Radiation therapy is the most common treatment for prostate cancer regardless of cancer stage, prostate-specific antigen (PSA) level, and prognosis and risk rating, according to a study published online by JAMA Oncology (2015; doi:10.1001/jamaoncol.2014.192).
Prostate cancer remains the most commonly diagnosed solid organ tumor among US men with an estimated 233,000 new cases and 29,480 deaths in 2014. Earlier diagnosis and treatment advances have meant increased use of aggressive local treatments, particularly radical prostatectomy and radiation therapy, which can result in adverse effects.
Patients must often consider the recommendations of physicians, the aggressiveness of their cancer, whether active surveillance is preferred over treatment, and health care costs, according to the study background.
Jim C. Hu, MD, MPH, formerly of the David Geffen School of Medicine at UCLA, Los Angeles, California, and now of the Weill Cornell Medical College, New York, New York, and coauthors examined predictors for treatment and use of watchful waiting or active surveillance—described as monitoring the disease with the expectation to begin treatment if the cancer progresses—for indolent (less aggressive) prostate cancer. The research, conducted at UCLA, analyzed Surveillance, Epidemiology and End Results (SEER)-Medicare linked data for a total of 37,621 men with a prostate cancer diagnosis from 2004 to 2007.
The authors found radiation therapy (57.9%) was the most common treatment followed by radical prostatectomy (19.1%) and other treatments including watchful waiting or active surveillance (WW-AS; 9.6%). Patient demographics and tumor characteristics account for 40% of patients undergoing prostatectomy, 12% choosing WW-AS, and 3% undergoing radiotherapy, according to the results.
Radiotherapy was the most common treatment choice (48% to 66%) regardless of stage, PSA level, and prognosis and tumor rating; the choice of radical prostatectomy was influenced by PSA level. The choice of WW-AS was guided by clinical stage, as well as prognosis and tumor rating, while choosing androgen-deprivation therapy (ADT) was influenced by cancer stage, PSA level, and prognosis and risk rating.
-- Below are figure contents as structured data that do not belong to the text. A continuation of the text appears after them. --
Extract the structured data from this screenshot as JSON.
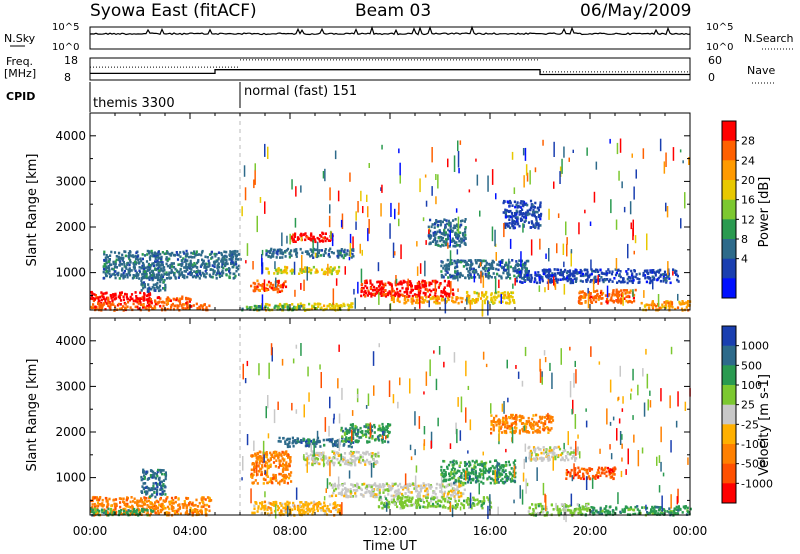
{
  "header": {
    "station": "Syowa East (fitACF)",
    "beam": "Beam 03",
    "date": "06/May/2009"
  },
  "panel_labels": {
    "nsky": "N.Sky",
    "nsearch": "N.Search",
    "freq_line1": "Freq.",
    "freq_line2": "[MHz]",
    "nave": "Nave",
    "cpid": "CPID"
  },
  "chart_data": [
    {
      "type": "line",
      "name": "noise-panel",
      "left_axis": {
        "ticks": [
          "10^5",
          "10^0"
        ]
      },
      "right_axis": {
        "ticks": [
          "10^5",
          "10^0"
        ]
      }
    },
    {
      "type": "line",
      "name": "frequency-panel",
      "left_axis": {
        "range": [
          8,
          18
        ],
        "ticks": [
          "18",
          "8"
        ]
      },
      "right_axis": {
        "range": [
          0,
          60
        ],
        "ticks": [
          "60",
          "0"
        ]
      },
      "frequency_steps": [
        {
          "from_hour": 0.0,
          "to_hour": 5.0,
          "value": 11.0
        },
        {
          "from_hour": 5.0,
          "to_hour": 18.0,
          "value": 12.7
        },
        {
          "from_hour": 18.0,
          "to_hour": 24.0,
          "value": 10.5
        }
      ],
      "nave_level": [
        {
          "from_hour": 0.0,
          "to_hour": 6.0,
          "value": 35
        },
        {
          "from_hour": 6.0,
          "to_hour": 18.0,
          "value": 55
        },
        {
          "from_hour": 18.0,
          "to_hour": 24.0,
          "value": 22
        }
      ]
    },
    {
      "type": "table",
      "name": "cpid-panel",
      "modes": [
        {
          "label": "themis 3300",
          "start_hour": 0.0
        },
        {
          "label": "normal (fast) 151",
          "start_hour": 6.0
        }
      ]
    },
    {
      "type": "heatmap",
      "name": "power-panel",
      "x_range_hours": [
        0,
        24
      ],
      "y_range_km": [
        180,
        4500
      ],
      "ylabel": "Slant Range [km]",
      "yticks": [
        1000,
        2000,
        3000,
        4000
      ],
      "colorbar": {
        "label": "Power [dB]",
        "ticks": [
          "28",
          "24",
          "20",
          "16",
          "12",
          "8",
          "4"
        ],
        "colors": [
          "#ff0000",
          "#ff6000",
          "#ff9a00",
          "#e8c800",
          "#7cc830",
          "#2a9a50",
          "#2d6a8a",
          "#1a3fb0",
          "#0010ff"
        ]
      },
      "blobs": [
        {
          "x0": 0.0,
          "x1": 2.5,
          "y0": 350,
          "y1": 600,
          "c": 0
        },
        {
          "x0": 0.0,
          "x1": 4.8,
          "y0": 200,
          "y1": 350,
          "c": 1
        },
        {
          "x0": 2.5,
          "x1": 4.0,
          "y0": 350,
          "y1": 500,
          "c": 1
        },
        {
          "x0": 2.0,
          "x1": 3.0,
          "y0": 600,
          "y1": 1200,
          "c": 6
        },
        {
          "x0": 6.4,
          "x1": 7.8,
          "y0": 600,
          "y1": 850,
          "c": 1
        },
        {
          "x0": 6.5,
          "x1": 10.5,
          "y0": 200,
          "y1": 350,
          "c": 3
        },
        {
          "x0": 7.0,
          "x1": 10.0,
          "y0": 1000,
          "y1": 1150,
          "c": 3
        },
        {
          "x0": 8.0,
          "x1": 9.7,
          "y0": 1700,
          "y1": 1900,
          "c": 0
        },
        {
          "x0": 7.0,
          "x1": 10.5,
          "y0": 1350,
          "y1": 1550,
          "c": 6
        },
        {
          "x0": 10.8,
          "x1": 14.5,
          "y0": 500,
          "y1": 850,
          "c": 0
        },
        {
          "x0": 12.0,
          "x1": 15.0,
          "y0": 350,
          "y1": 500,
          "c": 2
        },
        {
          "x0": 15.0,
          "x1": 17.0,
          "y0": 350,
          "y1": 600,
          "c": 3
        },
        {
          "x0": 19.5,
          "x1": 21.8,
          "y0": 350,
          "y1": 650,
          "c": 1
        },
        {
          "x0": 14.0,
          "x1": 17.5,
          "y0": 900,
          "y1": 1300,
          "c": 6
        },
        {
          "x0": 17.0,
          "x1": 23.5,
          "y0": 800,
          "y1": 1100,
          "c": 7
        },
        {
          "x0": 13.5,
          "x1": 15.0,
          "y0": 1600,
          "y1": 2200,
          "c": 6
        },
        {
          "x0": 16.5,
          "x1": 18.0,
          "y0": 2000,
          "y1": 2600,
          "c": 7
        },
        {
          "x0": 0.5,
          "x1": 6.0,
          "y0": 900,
          "y1": 1500,
          "c": 6
        },
        {
          "x0": 6.0,
          "x1": 8.5,
          "y0": 200,
          "y1": 300,
          "c": 5
        },
        {
          "x0": 22.0,
          "x1": 24.0,
          "y0": 200,
          "y1": 400,
          "c": 2
        }
      ]
    },
    {
      "type": "heatmap",
      "name": "velocity-panel",
      "x_range_hours": [
        0,
        24
      ],
      "y_range_km": [
        180,
        4500
      ],
      "ylabel": "Slant Range [km]",
      "yticks": [
        1000,
        2000,
        3000,
        4000
      ],
      "xlabel": "Time UT",
      "xticks": [
        "00:00",
        "04:00",
        "08:00",
        "12:00",
        "16:00",
        "20:00",
        "00:00"
      ],
      "colorbar": {
        "label": "Velocity [m s-1]",
        "ticks": [
          "1000",
          "500",
          "100",
          "25",
          "-25",
          "-100",
          "-500",
          "-1000"
        ],
        "colors": [
          "#1a3fb0",
          "#2d6a8a",
          "#2a9a50",
          "#7cc830",
          "#c8c8c8",
          "#ffb000",
          "#ff8000",
          "#ff5000",
          "#ff0000"
        ]
      },
      "blobs": [
        {
          "x0": 0.0,
          "x1": 4.8,
          "y0": 200,
          "y1": 600,
          "c": 6
        },
        {
          "x0": 0.0,
          "x1": 2.5,
          "y0": 200,
          "y1": 350,
          "c": 2
        },
        {
          "x0": 2.0,
          "x1": 3.0,
          "y0": 600,
          "y1": 1200,
          "c": 1
        },
        {
          "x0": 6.4,
          "x1": 8.0,
          "y0": 900,
          "y1": 1600,
          "c": 6
        },
        {
          "x0": 6.4,
          "x1": 10.0,
          "y0": 200,
          "y1": 500,
          "c": 5
        },
        {
          "x0": 7.5,
          "x1": 10.5,
          "y0": 1700,
          "y1": 1900,
          "c": 1
        },
        {
          "x0": 8.5,
          "x1": 11.5,
          "y0": 1300,
          "y1": 1600,
          "c": 4
        },
        {
          "x0": 9.5,
          "x1": 15.0,
          "y0": 600,
          "y1": 900,
          "c": 4
        },
        {
          "x0": 11.5,
          "x1": 16.0,
          "y0": 350,
          "y1": 600,
          "c": 3
        },
        {
          "x0": 14.0,
          "x1": 17.0,
          "y0": 900,
          "y1": 1400,
          "c": 2
        },
        {
          "x0": 17.5,
          "x1": 19.5,
          "y0": 1400,
          "y1": 1700,
          "c": 4
        },
        {
          "x0": 19.0,
          "x1": 21.0,
          "y0": 1000,
          "y1": 1250,
          "c": 7
        },
        {
          "x0": 20.0,
          "x1": 24.0,
          "y0": 200,
          "y1": 400,
          "c": 2
        },
        {
          "x0": 17.5,
          "x1": 20.0,
          "y0": 200,
          "y1": 450,
          "c": 3
        },
        {
          "x0": 16.0,
          "x1": 18.5,
          "y0": 2000,
          "y1": 2400,
          "c": 6
        },
        {
          "x0": 10.0,
          "x1": 12.0,
          "y0": 1800,
          "y1": 2200,
          "c": 2
        }
      ]
    }
  ]
}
The authors also found choosing WW-AS increased among patients at advanced ages and those who consulted with a medical oncologist. Asian men and married men were associated with the least likely use of WW-AS.
Increased radiation use was found among men with advancing age, more significant co-existing illnesses, and tumor characteristics, and it was most likely used when men were referred to a radiation oncologist, according to the results.
“There remains an increased use of treatments in men diagnosed as having prostate cancer and underuse of active surveillance in men with low-risk disease. There is an increased use of radiotherapy among all risk groups and in particular patients with indolent disease with limited correlation according to tumor biological characteristics and patient health. Further research into identifying determinants that drive decision-making recommendations for patients diagnosed with low-risk prostate cancer are needed. These findings must be balanced when considering health care reform initiatives to improve quality of care,” the study concluded.